I was once walking the streets of Manhattan with no particular purpose and stopped to write my impressions on the city. I was suddenly struck with the feeling or idea that there is something inexplicable about life, about this universe in which we find ourselves. My reaction was that there is nothing inexplicable to the rationa mind only unexplained. Like an answer to my thought another idea popped into my head and invited me to address the unknown as someone who hears me and sees me. And I did gazing at the sky and humbly said: If there is a supreme being, reveal yourself to me. So days, months passed as if what I said in a moment of confusion went unnoticed because it could not be delivered like a piece of mail with no address. And I forgot about it until a year later in Montreal a friend who also does not believe took me to Saint Joseph’s Oratory built on the site of a small basilica where a religious man Brother Andre Bessette cared for the sick and the disabled.
On entering the Church I clearly heard an inner voice telling me not to laugh at what I do not understand and I came out a believer. This marks the beginning of my belief in God. I have plenty more to say about the reality of God, that death is not the end of life.
Adrienne, if your heart wants it, it can be comforted by the sacred heart of Jesus. Go ahead, take a leap in the dark. All growth is a leap in the dark, in the unknown,a sponteneous unpremedited act of faith.
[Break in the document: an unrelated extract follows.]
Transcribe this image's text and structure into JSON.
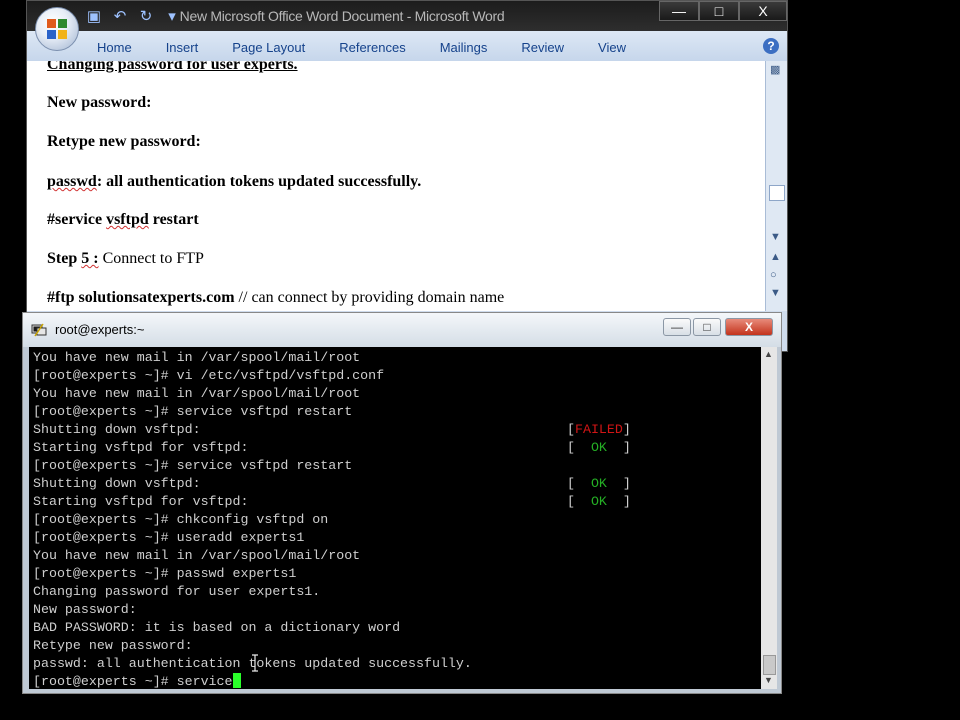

RE: “Christianity may have started as a humanist movement, but like all other human idealogies,(sic) has grown stale.”

Christianity spawned humanism, not the other way around.  Humanism emerges, oh, 1400 years after Christianity, sponsored by Popes, of course.  Also, did you know how many scientists were, and are, priests?  Did you know that a Jesuit came up with the Bog Bang Theory?  We do not believe the world is illusory at all—that’s Buddhism.  Instead, we take an incarnational view of the world, and it is precisely this incarnational view that helped support humanism as it emerged.

“Because what they had wanted more than anything—a decrease in earthly suffering—had not come to pass.”

Jennifer, this is so well-put.  And it’s still true today, as you point out.  The idea that Christ did not eliminate suffering but redeemed it is rock-bottom true, but so hard to both convey and to accept.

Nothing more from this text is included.